O GP do Japão sempre foi um dos mais complicados para os jornalistas do mundo inteiro, que atravessam o planeta para chegar à pequenina Suzuka, a mais de 400 km de Tóquio. Há a barreira da língua, quase intransponível. É lenda a história de que muitos japoneses falam inglês. Ninguém fala. Nos hotéis, via de regra, os funcionários sabem, no máximo contar até dez e dizer good morning.

A fonética do idioma é muito diferente e o falar inglês torna-se uma tarefa penosa para a maioria dos japoneses. Num lugar como este, então, é virtualmente impossível se comunicar. Se não bastasse, há as distâncias e a precariedade de acomodação. Por isso, há anos que é assim, a imprensa se espalha por cidades como Tsu e Yokaishi, a uma hora e meia, de ônibus, do circuito.

Azar de todo mundo, menos dos brasileiros. Depois de uma década, descobrimos, terça-feira, que em Suzuka está uma das mais numerosas comunidades brasileiras do Japão, com cerca de cinco mil descendentes trabalhando nas fábricas da região. São 200 mil no país. Aqui há açougues, pastelarias e restaurantes onde se fala português. A turma faz baile de carnaval e vai em caravana a Nagoya assistir, por exemplo, a um show de Leandro & Leonardo.
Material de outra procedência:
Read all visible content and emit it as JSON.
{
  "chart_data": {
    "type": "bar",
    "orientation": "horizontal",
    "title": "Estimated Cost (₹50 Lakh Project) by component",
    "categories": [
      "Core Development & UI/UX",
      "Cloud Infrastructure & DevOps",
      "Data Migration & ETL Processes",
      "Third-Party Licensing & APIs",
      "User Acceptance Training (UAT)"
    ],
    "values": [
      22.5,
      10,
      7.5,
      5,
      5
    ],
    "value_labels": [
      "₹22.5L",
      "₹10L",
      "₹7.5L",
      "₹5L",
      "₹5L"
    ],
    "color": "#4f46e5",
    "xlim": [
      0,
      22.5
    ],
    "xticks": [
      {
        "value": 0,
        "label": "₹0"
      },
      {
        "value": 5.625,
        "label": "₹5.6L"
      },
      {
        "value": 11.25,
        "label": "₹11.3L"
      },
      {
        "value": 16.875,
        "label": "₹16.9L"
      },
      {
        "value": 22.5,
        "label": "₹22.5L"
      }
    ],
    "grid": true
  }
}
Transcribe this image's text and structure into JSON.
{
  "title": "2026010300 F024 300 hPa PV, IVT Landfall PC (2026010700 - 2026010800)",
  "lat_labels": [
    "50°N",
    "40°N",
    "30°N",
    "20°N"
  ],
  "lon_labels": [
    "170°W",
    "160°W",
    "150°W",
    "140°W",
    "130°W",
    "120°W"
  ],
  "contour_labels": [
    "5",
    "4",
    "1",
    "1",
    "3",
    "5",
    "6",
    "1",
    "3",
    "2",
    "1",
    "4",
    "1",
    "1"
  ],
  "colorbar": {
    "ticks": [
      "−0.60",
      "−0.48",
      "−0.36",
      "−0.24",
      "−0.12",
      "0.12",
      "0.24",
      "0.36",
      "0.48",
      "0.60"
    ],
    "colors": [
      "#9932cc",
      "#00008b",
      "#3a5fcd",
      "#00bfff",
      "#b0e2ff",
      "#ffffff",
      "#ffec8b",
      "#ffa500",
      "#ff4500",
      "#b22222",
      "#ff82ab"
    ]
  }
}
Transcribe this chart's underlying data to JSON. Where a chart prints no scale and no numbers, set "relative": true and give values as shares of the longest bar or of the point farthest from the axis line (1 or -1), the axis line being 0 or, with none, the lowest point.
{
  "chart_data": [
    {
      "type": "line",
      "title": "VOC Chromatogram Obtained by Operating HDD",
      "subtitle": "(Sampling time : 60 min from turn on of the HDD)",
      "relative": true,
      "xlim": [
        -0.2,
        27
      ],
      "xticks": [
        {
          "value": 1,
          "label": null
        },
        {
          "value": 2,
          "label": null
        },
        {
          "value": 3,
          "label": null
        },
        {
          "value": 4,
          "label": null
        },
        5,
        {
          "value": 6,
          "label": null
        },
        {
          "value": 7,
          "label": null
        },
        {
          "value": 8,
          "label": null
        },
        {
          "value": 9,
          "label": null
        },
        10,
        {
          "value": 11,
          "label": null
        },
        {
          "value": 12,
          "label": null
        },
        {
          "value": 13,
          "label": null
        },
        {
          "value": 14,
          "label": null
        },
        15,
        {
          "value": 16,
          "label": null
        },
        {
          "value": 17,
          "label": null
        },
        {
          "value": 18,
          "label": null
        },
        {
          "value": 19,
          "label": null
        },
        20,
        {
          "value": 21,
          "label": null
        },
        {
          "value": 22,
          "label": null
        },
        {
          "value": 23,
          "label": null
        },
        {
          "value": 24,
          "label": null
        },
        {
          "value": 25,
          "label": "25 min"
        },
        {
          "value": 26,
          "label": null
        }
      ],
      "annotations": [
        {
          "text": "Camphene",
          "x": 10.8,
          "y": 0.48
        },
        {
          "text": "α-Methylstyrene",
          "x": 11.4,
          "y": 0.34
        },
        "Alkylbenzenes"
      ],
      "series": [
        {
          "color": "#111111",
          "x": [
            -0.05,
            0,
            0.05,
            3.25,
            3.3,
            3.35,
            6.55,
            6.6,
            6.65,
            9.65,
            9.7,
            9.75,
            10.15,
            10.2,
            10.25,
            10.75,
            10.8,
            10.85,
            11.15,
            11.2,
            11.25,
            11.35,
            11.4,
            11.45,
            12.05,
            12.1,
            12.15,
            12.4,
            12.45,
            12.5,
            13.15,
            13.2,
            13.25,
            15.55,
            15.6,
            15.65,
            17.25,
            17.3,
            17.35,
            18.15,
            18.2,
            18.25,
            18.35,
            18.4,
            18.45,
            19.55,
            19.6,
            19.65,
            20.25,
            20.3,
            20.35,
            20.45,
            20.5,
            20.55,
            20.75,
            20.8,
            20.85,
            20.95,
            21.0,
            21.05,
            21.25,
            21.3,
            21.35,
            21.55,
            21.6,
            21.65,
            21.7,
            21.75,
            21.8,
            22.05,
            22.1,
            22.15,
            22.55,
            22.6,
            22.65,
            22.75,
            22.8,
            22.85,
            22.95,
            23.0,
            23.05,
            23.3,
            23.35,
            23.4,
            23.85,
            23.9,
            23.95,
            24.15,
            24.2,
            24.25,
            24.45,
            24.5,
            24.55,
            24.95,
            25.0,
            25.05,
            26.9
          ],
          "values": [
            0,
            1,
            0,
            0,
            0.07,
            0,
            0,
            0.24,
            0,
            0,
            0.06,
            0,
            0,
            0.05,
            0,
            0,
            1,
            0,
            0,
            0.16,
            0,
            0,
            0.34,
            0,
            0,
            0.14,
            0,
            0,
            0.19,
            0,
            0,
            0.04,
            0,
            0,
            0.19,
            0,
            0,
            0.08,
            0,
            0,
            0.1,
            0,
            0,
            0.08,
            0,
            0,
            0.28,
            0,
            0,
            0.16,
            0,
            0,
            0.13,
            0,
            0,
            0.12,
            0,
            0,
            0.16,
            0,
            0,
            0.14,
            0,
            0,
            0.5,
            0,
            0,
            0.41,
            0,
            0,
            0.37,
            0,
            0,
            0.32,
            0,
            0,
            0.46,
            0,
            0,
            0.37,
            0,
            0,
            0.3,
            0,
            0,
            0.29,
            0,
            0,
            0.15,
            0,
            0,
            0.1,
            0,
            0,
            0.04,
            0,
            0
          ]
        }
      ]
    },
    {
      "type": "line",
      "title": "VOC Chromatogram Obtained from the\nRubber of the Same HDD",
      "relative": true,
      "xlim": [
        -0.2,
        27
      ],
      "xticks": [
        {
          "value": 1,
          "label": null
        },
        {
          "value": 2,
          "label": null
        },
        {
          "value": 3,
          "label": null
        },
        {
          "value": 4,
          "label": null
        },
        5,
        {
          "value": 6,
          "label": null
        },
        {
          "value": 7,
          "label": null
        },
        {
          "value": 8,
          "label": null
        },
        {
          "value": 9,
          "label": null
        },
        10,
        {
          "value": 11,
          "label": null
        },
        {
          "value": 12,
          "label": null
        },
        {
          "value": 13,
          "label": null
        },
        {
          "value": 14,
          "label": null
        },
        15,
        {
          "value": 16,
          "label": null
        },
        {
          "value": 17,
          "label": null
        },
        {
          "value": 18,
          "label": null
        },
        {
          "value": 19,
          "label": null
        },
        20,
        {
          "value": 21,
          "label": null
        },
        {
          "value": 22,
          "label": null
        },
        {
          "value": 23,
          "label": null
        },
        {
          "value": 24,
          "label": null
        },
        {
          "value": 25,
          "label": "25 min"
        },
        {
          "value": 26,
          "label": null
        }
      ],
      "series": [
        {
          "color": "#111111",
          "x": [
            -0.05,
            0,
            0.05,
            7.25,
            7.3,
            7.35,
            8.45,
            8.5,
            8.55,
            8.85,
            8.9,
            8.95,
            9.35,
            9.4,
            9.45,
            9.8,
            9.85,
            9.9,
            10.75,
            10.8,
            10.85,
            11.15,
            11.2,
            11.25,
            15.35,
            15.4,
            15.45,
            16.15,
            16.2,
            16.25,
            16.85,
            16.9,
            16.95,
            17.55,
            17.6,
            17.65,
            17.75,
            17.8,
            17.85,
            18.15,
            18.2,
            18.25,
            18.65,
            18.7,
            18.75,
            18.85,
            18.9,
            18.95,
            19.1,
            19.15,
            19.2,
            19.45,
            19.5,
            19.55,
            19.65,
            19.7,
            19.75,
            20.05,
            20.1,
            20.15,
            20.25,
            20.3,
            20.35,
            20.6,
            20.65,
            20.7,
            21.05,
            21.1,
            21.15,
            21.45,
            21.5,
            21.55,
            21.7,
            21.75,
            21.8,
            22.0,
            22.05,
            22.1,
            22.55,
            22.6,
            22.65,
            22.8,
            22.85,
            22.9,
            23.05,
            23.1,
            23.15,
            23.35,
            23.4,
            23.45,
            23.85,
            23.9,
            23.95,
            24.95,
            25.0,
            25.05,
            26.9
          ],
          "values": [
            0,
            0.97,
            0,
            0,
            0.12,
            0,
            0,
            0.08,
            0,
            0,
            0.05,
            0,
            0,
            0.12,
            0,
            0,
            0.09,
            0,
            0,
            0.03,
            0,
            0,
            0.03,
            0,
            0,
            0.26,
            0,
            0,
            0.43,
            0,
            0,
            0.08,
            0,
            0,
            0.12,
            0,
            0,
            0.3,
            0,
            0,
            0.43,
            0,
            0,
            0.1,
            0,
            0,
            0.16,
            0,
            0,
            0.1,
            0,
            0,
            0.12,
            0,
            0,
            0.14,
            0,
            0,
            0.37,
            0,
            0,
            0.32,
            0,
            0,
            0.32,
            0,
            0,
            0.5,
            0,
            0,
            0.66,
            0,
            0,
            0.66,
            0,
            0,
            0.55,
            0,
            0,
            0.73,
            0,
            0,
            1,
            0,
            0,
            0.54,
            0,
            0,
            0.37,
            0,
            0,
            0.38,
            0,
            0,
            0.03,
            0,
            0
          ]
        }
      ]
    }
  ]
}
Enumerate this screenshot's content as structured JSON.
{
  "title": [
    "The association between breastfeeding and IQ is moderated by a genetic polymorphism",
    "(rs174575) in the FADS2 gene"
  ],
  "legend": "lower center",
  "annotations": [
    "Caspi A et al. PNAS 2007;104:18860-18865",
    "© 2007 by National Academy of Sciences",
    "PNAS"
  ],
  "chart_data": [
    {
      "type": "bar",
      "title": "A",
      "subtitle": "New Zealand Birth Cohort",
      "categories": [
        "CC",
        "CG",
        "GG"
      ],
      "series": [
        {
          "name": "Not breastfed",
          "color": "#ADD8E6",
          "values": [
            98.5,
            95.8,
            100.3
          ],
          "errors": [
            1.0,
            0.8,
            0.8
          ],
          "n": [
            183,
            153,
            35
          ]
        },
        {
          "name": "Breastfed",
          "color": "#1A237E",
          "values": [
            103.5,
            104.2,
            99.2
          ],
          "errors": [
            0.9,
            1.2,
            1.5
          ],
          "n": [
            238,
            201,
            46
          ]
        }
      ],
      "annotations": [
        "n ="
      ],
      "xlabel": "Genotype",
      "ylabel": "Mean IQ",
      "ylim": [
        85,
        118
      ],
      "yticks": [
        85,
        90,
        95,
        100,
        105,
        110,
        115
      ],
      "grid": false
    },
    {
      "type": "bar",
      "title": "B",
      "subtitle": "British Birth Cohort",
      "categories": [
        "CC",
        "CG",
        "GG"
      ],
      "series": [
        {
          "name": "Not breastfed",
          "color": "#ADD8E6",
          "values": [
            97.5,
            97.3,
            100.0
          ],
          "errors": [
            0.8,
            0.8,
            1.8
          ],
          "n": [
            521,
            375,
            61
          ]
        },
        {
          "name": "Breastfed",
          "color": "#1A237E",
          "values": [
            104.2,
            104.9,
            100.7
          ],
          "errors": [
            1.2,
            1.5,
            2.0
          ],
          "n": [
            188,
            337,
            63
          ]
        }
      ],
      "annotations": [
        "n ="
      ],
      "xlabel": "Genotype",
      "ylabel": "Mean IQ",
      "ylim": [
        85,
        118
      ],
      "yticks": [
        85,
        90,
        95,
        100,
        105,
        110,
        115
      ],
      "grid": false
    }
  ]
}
Eu estava com uma reserva em Tsu, mas nem vi a cara do hotel. Na chegada, no aeroporto, conheci o Giba, um rapaz de Curitiba que trabalha para uma empreiteira que coloca brasileiros nas fábricas locais. Há seis anos no Japão, ele já nem passa mais por estrangeiro. Fala japonês sem sotaque, assim como Cristina, sua mulher, e a Hitome, sua filha, uma linda garotinha de sete anos. Giba me convidou para ficar em sua casa, a um quilômetro da pista. Aceitei.

Ganhei uma família no Japão. A F-1 tem dessas coisas. O Giba, o Arnaldo, seu irmão, a Vânia, que é cunhada, os amigos David e Farol (se chama Renato, mas ninguém o conhece pelo nome aqui), o Daniel, que é gerente do boliche da cidade… Há cinco dias eles praticamente não dormem, mudaram seus turnos de trabalho para, durante o dia, fazer companhia a mim e aos outros quatro brasileiros que estão aqui para cobrir a corrida.

Já tenho até a chave de casa, faço meu café da manhã e vou de bicicleta para o autódromo. À noite, assisto à novela das oito e ao Jornal da Globo na TV. Vi até o jogo do Vasco com o Cruzeiro, sempre com um dia de atraso, mas o que é um dia, afinal?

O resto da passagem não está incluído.